NRL (Naval Research Laboratory Method) /Shape Factor Method

Shape factor method is used for rough measurement of riser.

This method is a simplification of Caine’s method.

It uses shape factor which replaces the freezing ratio.

From the graph shown in Fig, the volume ratio can be obtained for sound casting considering shape factor.

Shape Factor vs Casting Volume
Shape Factor vs Casting Volume

From the given data volume of the casting can be calculated. After Knowing the volume ratio, the riser volume can be calculated.

Design of Runner

It is generally located in the parting plane which connects sprue with ingates.

It is normally trapezoidal in cross section

Normally for ferrous materials runners are cut in cope and ingates in the drag.

It is done to trap slag and dross which are lighter in the upper part of runners.
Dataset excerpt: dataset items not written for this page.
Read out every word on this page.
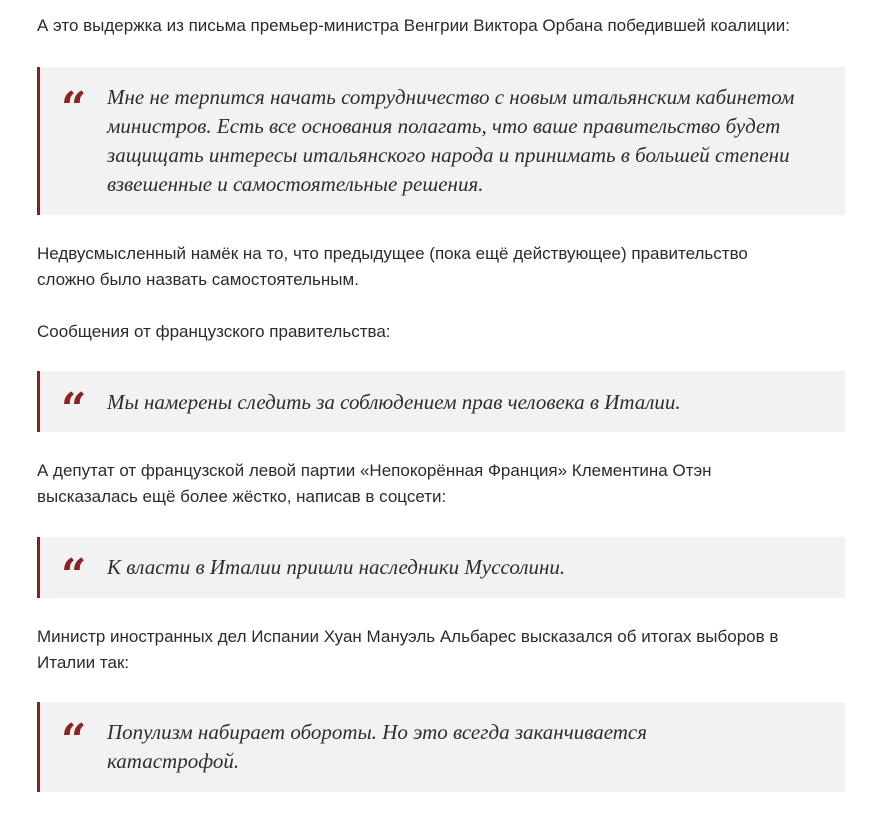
А это выдержка из письма премьер-министра Венгрии Виктора Орбана победившей коалиции:

“ Мне не терпится начать сотрудничество с новым итальянским кабинетом министров. Есть все основания полагать, что ваше правительство будет защищать интересы итальянского народа и принимать в большей степени взвешенные и самостоятельные решения.

Недвусмысленный намёк на то, что предыдущее (пока ещё действующее) правительство сложно было назвать самостоятельным.

Сообщения от французского правительства:

“ Мы намерены следить за соблюдением прав человека в Италии.

А депутат от французской левой партии «Непокорённая Франция» Клементина Отэн высказалась ещё более жёстко, написав в соцсети:

“ К власти в Италии пришли наследники Муссолини.

Министр иностранных дел Испании Хуан Мануэль Альбарес высказался об итогах выборов в Италии так:

“ Популизм набирает обороты. Но это всегда заканчивается катастрофой.
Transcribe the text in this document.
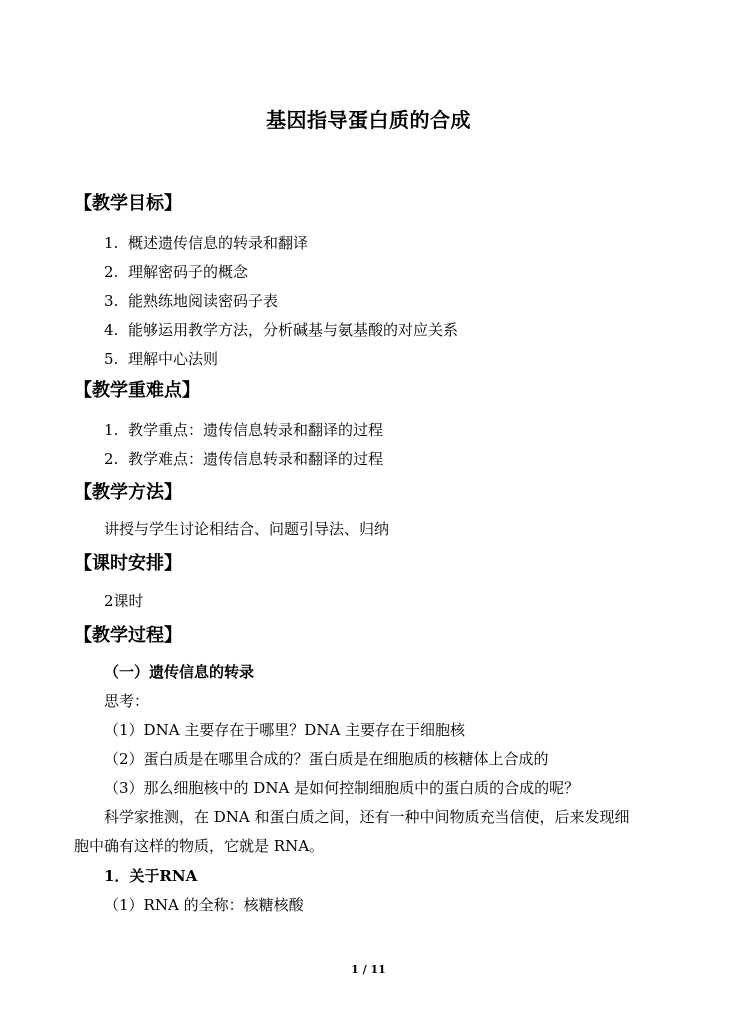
基因指导蛋白质的合成
【教学目标】
1. 概述遗传信息的转录和翻译
2. 理解密码子的概念
3. 能熟练地阅读密码子表
4. 能够运用教学方法，分析碱基与氨基酸的对应关系
5. 理解中心法则
【教学重难点】
1. 教学重点：遗传信息转录和翻译的过程
2. 教学难点：遗传信息转录和翻译的过程
【教学方法】
讲授与学生讨论相结合、问题引导法、归纳
【课时安排】
2课时
【教学过程】
（一）遗传信息的转录
思考：
（1）DNA 主要存在于哪里？DNA 主要存在于细胞核
（2）蛋白质是在哪里合成的？蛋白质是在细胞质的核糖体上合成的
（3）那么细胞核中的 DNA 是如何控制细胞质中的蛋白质的合成的呢？
科学家推测，在 DNA 和蛋白质之间，还有一种中间物质充当信使，后来发现细
胞中确有这样的物质，它就是 RNA。
1．关于RNA
（1）RNA 的全称：核糖核酸
1 / 11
For effective trapping of slag the runners should flow full.

Runner full
Runner full

Runner partially full
Runner partially full

In order to get a fully filled casting the cross section area of runner must be larger than cross section area of gate.

For minimum or less metal velocity in runner, area should be high

For minimum or less metal velocity in runner, area should be high

For this reason, generally runner to gate area ratio of 1.15 : 1 to 1.5:1 is used as a compromise.

Fluid flow across varying cross section
Fluid flow across varying cross section

The design obeys equation of continuity for fluid flow i.e.,

A1V1 = A2V2 = A3V3 = constant.

The shape of the runner cross section gradully varies from round, trapezoidal, elliptical wide and flat to narrow and thick.

A thick runner will solidify slower than thinner one.

A flat runner looses heat faster before it enters gate.

Normally maintained width to depth ratio is 1.6 : 1 to 1.8 : 1.